Fuller wrote The Worthies of England and The History of the Holy Warre, and he preached at Broadwindsor between 1634 and 1650.
As for King Charles II, it was the night of 23 September 1651 when Charles was sheltering in the village after fleeing Parliamentary troops after the Battle of Worcester. He was staying at the Castle Inn when enemy troops arrived, demanded accommodation and began a search for the fugitive King. However, luckily for Charles one of the camp followers began to give birth, giving Charles an opportunity to flee, which he did disguised as a maid.

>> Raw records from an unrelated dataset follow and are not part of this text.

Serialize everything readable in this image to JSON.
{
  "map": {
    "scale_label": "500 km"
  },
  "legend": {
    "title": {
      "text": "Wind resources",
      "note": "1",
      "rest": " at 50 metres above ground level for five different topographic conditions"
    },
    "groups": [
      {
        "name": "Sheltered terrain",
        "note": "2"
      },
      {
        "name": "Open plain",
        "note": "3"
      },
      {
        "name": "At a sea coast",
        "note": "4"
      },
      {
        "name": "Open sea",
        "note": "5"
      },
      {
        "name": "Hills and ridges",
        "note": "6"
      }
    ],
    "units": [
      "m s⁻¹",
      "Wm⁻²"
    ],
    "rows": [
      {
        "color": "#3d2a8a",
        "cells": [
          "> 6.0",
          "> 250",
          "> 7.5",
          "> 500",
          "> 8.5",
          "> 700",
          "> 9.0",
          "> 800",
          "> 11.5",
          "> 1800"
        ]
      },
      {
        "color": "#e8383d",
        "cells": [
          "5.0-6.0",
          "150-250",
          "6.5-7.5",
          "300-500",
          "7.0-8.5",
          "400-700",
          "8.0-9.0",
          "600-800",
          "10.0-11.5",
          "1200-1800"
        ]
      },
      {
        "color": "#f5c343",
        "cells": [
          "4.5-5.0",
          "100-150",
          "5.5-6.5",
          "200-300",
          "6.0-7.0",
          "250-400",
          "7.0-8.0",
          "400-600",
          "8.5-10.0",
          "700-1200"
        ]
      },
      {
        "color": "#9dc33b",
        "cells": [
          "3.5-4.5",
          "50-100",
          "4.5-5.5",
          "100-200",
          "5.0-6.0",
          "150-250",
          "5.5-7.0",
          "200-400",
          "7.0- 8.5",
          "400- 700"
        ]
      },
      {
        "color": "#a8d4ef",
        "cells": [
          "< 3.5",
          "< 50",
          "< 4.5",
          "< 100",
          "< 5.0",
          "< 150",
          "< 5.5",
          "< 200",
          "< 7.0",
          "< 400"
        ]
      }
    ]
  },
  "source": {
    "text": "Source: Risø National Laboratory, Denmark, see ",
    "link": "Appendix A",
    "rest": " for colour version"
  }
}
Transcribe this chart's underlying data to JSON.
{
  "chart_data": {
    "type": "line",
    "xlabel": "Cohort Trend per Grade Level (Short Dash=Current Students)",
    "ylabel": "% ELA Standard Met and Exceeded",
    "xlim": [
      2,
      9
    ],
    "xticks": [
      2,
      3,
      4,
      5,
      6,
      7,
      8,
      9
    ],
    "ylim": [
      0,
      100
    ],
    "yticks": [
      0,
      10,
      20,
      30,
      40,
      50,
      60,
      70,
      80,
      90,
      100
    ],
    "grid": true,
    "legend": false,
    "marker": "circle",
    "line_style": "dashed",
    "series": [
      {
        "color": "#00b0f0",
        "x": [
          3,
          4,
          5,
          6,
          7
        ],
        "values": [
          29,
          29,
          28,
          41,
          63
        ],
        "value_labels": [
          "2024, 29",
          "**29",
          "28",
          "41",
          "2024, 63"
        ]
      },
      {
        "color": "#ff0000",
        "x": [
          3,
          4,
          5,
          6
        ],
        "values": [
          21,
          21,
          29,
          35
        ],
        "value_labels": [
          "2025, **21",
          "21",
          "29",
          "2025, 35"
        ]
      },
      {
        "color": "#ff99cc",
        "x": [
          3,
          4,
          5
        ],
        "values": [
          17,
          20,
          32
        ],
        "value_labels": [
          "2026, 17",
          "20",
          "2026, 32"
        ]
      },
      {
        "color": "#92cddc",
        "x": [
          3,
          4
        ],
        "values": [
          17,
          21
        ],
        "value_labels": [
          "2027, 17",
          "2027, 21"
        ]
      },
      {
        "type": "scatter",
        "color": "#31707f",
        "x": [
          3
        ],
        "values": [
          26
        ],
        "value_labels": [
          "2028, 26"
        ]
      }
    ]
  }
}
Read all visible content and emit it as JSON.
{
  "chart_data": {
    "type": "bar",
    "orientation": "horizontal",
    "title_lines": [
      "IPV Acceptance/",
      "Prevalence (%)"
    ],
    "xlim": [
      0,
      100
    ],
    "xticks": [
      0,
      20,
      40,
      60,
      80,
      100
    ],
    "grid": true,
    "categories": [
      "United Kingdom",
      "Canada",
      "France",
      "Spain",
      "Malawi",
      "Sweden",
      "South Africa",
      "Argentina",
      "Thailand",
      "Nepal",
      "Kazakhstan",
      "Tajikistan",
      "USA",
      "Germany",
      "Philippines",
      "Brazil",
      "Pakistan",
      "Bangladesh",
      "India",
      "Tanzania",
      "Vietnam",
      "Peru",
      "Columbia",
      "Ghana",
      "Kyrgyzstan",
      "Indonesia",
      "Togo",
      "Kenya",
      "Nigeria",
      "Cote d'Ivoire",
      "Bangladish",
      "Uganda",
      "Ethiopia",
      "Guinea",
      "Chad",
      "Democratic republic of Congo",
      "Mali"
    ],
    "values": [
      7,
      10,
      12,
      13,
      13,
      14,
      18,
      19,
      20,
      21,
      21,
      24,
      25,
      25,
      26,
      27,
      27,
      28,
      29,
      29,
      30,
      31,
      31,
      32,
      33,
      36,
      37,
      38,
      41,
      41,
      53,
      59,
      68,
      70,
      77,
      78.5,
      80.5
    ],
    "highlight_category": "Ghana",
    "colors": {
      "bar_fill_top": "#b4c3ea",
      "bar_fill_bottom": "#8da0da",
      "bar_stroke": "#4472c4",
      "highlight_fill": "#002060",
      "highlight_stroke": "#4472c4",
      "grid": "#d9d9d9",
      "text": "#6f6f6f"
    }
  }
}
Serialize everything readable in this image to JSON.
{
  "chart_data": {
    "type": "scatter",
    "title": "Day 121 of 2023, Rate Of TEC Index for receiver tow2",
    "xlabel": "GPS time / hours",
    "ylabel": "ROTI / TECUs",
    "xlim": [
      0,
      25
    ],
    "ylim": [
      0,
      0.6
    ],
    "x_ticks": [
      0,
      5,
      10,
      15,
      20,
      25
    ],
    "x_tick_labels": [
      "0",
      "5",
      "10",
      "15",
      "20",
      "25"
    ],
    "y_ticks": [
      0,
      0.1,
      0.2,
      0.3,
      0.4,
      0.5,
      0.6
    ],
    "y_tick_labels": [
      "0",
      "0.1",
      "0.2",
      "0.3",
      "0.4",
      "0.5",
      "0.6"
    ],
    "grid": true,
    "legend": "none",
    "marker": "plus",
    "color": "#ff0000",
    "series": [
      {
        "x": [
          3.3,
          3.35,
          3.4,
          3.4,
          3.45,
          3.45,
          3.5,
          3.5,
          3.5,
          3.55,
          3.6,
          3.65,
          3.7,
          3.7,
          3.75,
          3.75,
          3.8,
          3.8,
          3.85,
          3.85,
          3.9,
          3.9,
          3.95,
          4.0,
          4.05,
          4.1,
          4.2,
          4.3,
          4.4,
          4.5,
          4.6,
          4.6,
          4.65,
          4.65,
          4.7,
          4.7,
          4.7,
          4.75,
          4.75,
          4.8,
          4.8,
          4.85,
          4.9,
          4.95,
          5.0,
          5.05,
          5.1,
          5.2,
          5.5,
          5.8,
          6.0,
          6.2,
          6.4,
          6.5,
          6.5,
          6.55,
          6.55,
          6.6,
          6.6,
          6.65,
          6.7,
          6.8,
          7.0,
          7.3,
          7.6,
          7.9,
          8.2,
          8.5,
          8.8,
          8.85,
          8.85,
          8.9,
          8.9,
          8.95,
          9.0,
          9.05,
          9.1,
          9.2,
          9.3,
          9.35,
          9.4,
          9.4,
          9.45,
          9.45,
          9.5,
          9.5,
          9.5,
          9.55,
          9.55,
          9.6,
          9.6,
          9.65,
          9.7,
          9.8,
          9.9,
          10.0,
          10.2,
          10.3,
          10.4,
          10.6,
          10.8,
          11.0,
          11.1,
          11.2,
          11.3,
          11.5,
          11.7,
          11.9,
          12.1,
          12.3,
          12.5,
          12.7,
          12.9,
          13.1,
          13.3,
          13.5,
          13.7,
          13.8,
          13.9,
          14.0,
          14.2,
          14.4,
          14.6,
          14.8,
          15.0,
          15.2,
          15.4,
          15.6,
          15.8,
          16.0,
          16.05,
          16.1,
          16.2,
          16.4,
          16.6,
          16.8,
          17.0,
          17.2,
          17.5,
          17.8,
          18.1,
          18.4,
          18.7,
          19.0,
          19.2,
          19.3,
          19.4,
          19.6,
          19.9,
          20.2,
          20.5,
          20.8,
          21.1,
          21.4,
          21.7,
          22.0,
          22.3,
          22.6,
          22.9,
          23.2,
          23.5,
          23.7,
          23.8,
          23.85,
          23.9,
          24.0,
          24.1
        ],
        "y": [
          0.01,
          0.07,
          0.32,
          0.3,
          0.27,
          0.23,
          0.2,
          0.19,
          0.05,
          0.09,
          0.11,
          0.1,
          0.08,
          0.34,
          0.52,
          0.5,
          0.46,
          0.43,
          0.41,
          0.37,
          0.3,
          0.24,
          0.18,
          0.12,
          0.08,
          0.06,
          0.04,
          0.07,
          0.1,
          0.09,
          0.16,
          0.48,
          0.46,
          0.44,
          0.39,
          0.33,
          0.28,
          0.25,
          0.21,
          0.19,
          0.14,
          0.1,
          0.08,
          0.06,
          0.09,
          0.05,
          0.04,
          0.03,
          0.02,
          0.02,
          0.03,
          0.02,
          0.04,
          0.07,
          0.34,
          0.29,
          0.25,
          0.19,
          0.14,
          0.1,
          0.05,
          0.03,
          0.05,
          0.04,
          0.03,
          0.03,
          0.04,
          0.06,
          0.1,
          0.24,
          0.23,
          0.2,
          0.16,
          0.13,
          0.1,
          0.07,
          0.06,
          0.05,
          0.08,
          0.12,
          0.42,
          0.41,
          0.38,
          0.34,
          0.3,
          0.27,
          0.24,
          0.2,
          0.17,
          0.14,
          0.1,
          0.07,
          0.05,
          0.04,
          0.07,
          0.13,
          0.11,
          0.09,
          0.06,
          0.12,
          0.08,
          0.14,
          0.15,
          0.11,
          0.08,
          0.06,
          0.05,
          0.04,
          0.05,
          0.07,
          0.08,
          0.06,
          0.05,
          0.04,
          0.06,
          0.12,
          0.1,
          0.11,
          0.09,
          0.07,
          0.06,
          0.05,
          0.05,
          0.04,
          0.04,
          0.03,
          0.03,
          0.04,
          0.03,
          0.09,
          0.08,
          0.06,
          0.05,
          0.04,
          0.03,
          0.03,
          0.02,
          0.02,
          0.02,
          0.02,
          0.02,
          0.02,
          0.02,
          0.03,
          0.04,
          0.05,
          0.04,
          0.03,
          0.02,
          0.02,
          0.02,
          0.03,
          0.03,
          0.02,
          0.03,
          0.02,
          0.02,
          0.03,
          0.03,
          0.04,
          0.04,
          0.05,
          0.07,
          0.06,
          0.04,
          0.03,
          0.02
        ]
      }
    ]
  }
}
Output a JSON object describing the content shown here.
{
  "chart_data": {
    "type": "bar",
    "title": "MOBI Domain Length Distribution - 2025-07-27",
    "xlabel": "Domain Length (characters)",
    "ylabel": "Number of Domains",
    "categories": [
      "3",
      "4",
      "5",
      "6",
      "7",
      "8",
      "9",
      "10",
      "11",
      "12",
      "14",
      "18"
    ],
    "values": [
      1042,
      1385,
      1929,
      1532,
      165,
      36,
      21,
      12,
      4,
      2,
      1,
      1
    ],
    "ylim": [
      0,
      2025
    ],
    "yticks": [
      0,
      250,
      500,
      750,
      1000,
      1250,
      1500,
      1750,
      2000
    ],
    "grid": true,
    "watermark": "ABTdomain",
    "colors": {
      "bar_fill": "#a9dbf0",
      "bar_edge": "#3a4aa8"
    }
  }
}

There is a plaque on one of the buildings in the village identifying it as where the King stayed.
10. Briantspuddle, Dorset
Briantspuddle village - Image by PicturesOfEngland.com member Nigel Lord (view gallery)
This remarkable village owes much to the agricultural experiment carried out by Sir Ernest Debenham during the years between the two World Wars. Sir Ernest was the head of a large London store and so he had the time and money at his disposal for his scheme which he regarded as an attempt to prove that Great Britain could be solely responsible for feeding the British nation. In an experiment far ahead of it's time Sir Ernest introduced scientific methods to intensify pig, poultry and dairy farming. His building projects were centred on the 'Arts and Crafts' style, using mostly, locally made building materials and his legacy lives on in the many houses and cottages he built in and around the village.
This quaint village differs from most English villages in that it has no church and there is very little here other than fine whitewashed cottages interspersed down narrow leafy lanes that are more used to driven herds than the modern motor vehicles of today. The village though, wears well an air of quiet charm which shows in beautifully kept gardens that border thickly thatched, mullion windowed dwelling houses of by-gone days. The most interesting and attractive properties are perhaps those known as The Ring - a group of cottages with two turrets of thatch, built by Sir Ernest Debenham in 1919, their intended use was as a dairy farm.
Just a short way away from Briantspuddle is an interesting memorial commemorating the dead of two world wars, it is by the noted artist Eric Gill and is of local Portland stone and sculpted in the form of an ancient Market cross.
Briantspuddle is close to the magnificent Dorset coast and not far from the rivers Piddle and Frome. There is a museum at Tolpuddle and Athelhampton House is close-by. The NT property of Clouds Hill is just a short distance away. This is a region of great beauty that has much to attract and interest the visitor.